Cortando o álbum em dois, na sétima faixa temos o interlude. Novamente uma dramatização, ele se passa dentro de um carro, enquanto ele o dirige. O áudio sofre interferências do que parecem ser lembranças, até o momento em que ele estaciona e bate na porta da casa da garota. 

Just For Tonight, faixa subsequente, é de longe a que mais lembra Chaos and The Calm. Um rock alternativo, enérgico, que nos faz querer bater as mãos e cantar. Até a forma como a letra foi construída nos lembra seu CD de estreia. 

A música número nove é Wanderlust, muito próxima do estilo de rock alternativo dos anos 90 de Pink Lemonade. Já a décima faixa entra num outro estilo presente no CD, mais seduzente, com I Found You. O ritmo da música é lento, sensual, e possui um coral por trás, colocado nas horas certas. 

Sugar Drunk High, décima primeira canção do álbum, começa com uma guitarra forte, esteticamente parecida com Wasted On Each Other. Também faz parte do conjunto de músicas mais sensuais. 

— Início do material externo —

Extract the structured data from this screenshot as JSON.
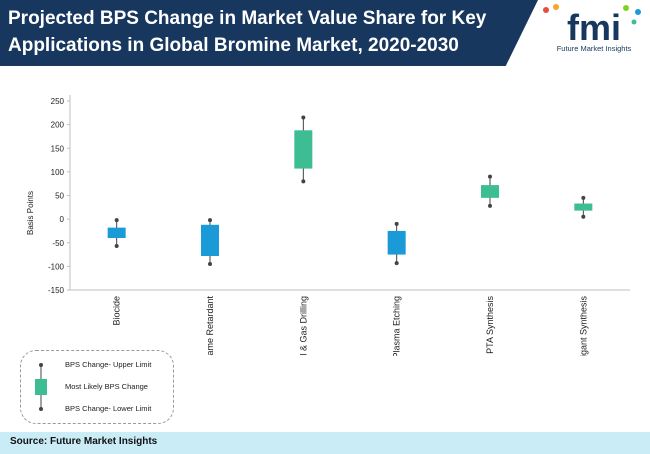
{
  "header": {
    "title": "Projected BPS Change in Market Value Share for Key Applications in Global Bromine Market, 2020-2030"
  },
  "logo": {
    "letters": "fmi",
    "tagline": "Future Market Insights"
  },
  "chart_data": {
    "type": "box",
    "title": "Projected BPS Change in Market Value Share for Key Applications in Global Bromine Market, 2020-2030",
    "ylabel": "Basis Points",
    "xlabel": "",
    "ylim": [
      -150,
      250
    ],
    "yticks": [
      -150,
      -100,
      -50,
      0,
      50,
      100,
      150,
      200,
      250
    ],
    "grid": false,
    "categories": [
      "Biocide",
      "Flame Retardant",
      "Oil & Gas Drilling",
      "Plasma Etching",
      "PTA Synthesis",
      "Fumigant Synthesis"
    ],
    "series": [
      {
        "name": "BPS Change- Upper Limit",
        "values": [
          -2,
          -2,
          215,
          -10,
          90,
          45
        ]
      },
      {
        "name": "Most Likely BPS Change",
        "values": [
          [
            -40,
            -18
          ],
          [
            -78,
            -12
          ],
          [
            107,
            188
          ],
          [
            -75,
            -25
          ],
          [
            45,
            72
          ],
          [
            18,
            33
          ]
        ]
      },
      {
        "name": "BPS Change- Lower Limit",
        "values": [
          -57,
          -95,
          80,
          -93,
          28,
          5
        ]
      }
    ],
    "box_colors": [
      "#1a9ad6",
      "#1a9ad6",
      "#3dbd93",
      "#1a9ad6",
      "#3dbd93",
      "#3dbd93"
    ],
    "legend_position": "bottom-left"
  },
  "legend": {
    "upper": "BPS Change- Upper Limit",
    "likely": "Most Likely BPS Change",
    "lower": "BPS Change- Lower Limit"
  },
  "source": "Source: Future Market Insights",
  "colors": {
    "title_band": "#17375e",
    "decline_box": "#1a9ad6",
    "growth_box": "#3dbd93",
    "source_band": "#c9ecf7"
  }
}
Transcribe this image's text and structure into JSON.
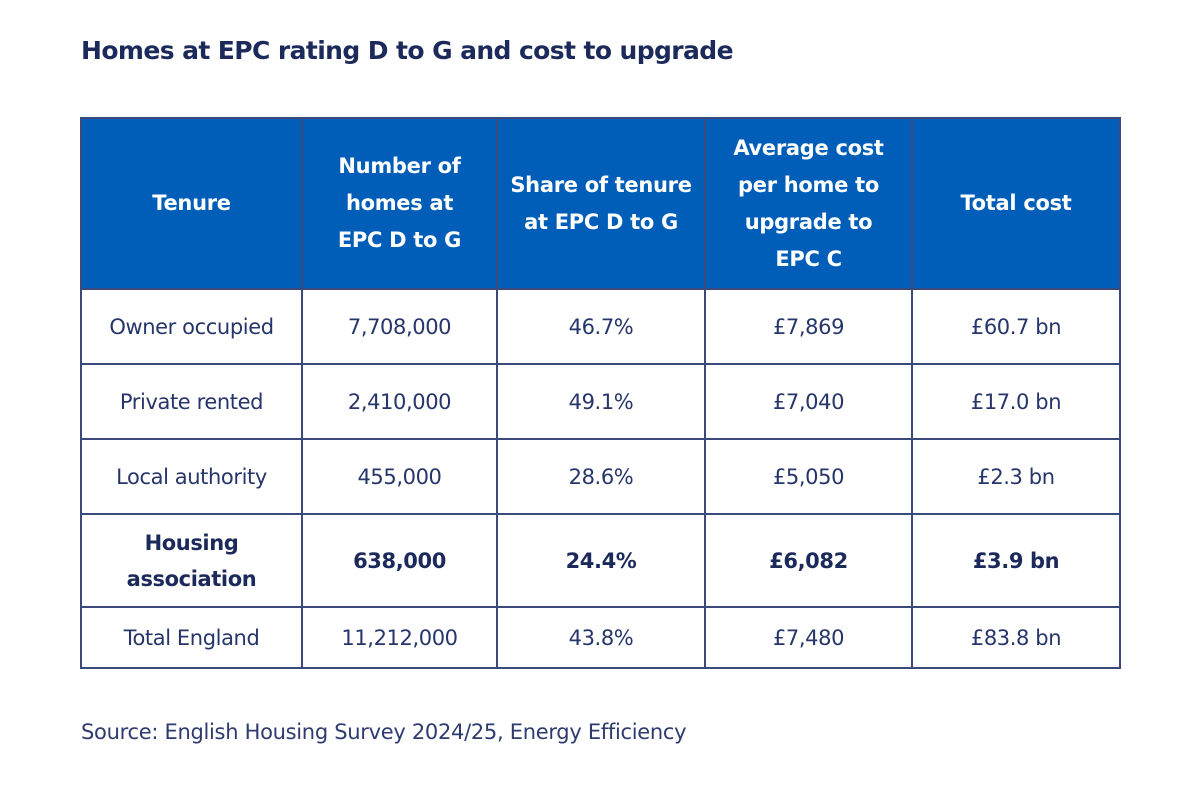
{
  "title": "Homes at EPC rating D to G and cost to upgrade",
  "colors": {
    "header_bg": "#005eb8",
    "header_text": "#ffffff",
    "border": "#3a4a7c",
    "text": "#1b2a5a"
  },
  "table": {
    "headers": [
      "Tenure",
      "Number of homes at EPC D to G",
      "Share of tenure at EPC D to G",
      "Average cost per home to upgrade to EPC C",
      "Total cost"
    ],
    "rows": [
      {
        "cells": [
          "Owner occupied",
          "7,708,000",
          "46.7%",
          "£7,869",
          "£60.7 bn"
        ],
        "bold": false
      },
      {
        "cells": [
          "Private rented",
          "2,410,000",
          "49.1%",
          "£7,040",
          "£17.0 bn"
        ],
        "bold": false
      },
      {
        "cells": [
          "Local authority",
          "455,000",
          "28.6%",
          "£5,050",
          "£2.3 bn"
        ],
        "bold": false
      },
      {
        "cells": [
          "Housing association",
          "638,000",
          "24.4%",
          "£6,082",
          "£3.9 bn"
        ],
        "bold": true
      },
      {
        "cells": [
          "Total England",
          "11,212,000",
          "43.8%",
          "£7,480",
          "£83.8 bn"
        ],
        "bold": false
      }
    ]
  },
  "source": "Source: English Housing Survey 2024/25, Energy Efficiency"
}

Seguindo temos Stand Up, que novamente pode causar estranhamento para quem a escuta pela primeira vez. O estilo musical de James volta novamente a nadar entre o rock alternativo e o pop rock. Uma das melhores partes é o final, quando entram os violinos e o piano,  fazendo com que a música cresça. 

A penúltima música, Fade Out, é uma das mais marcantes do álbum. Outra faixa sensual e com certeza uma das mais “grudentas” do Electric Light. James Bay ainda arrisca um “palavrão” nas letras, algo que não estava presente em seu primeiro CD. 

Para fechar temos Slide — uma Let It Go 2.0. Assim como esse sucesso do CD anterior, Slide é calma, lenta, bastante romântica, mas não o suficiente para ser enjoativamente piegas. É uma música lenta, sem muitos efeitos, cujo principal instrumento é o piano, dando assim bem mais destaque à bela voz de James.

O álbum é novo e levemente arriscado, mas mostra o desenvolvimento de um artista que quis mudar seu estilo, mas não o suficiente para que ficasse irreconhecível. Num meio comercial onde a música pop tem prevalecido, não é difícil imaginar o porquê, de forma indireta e sutil, James Bay tenha decidido mudar um pouco a sua forma de fazer música. Enquanto ele continuar sabendo o que está fazendo e fazê-lo direito, só podemos esperar mais alguns bons como esse.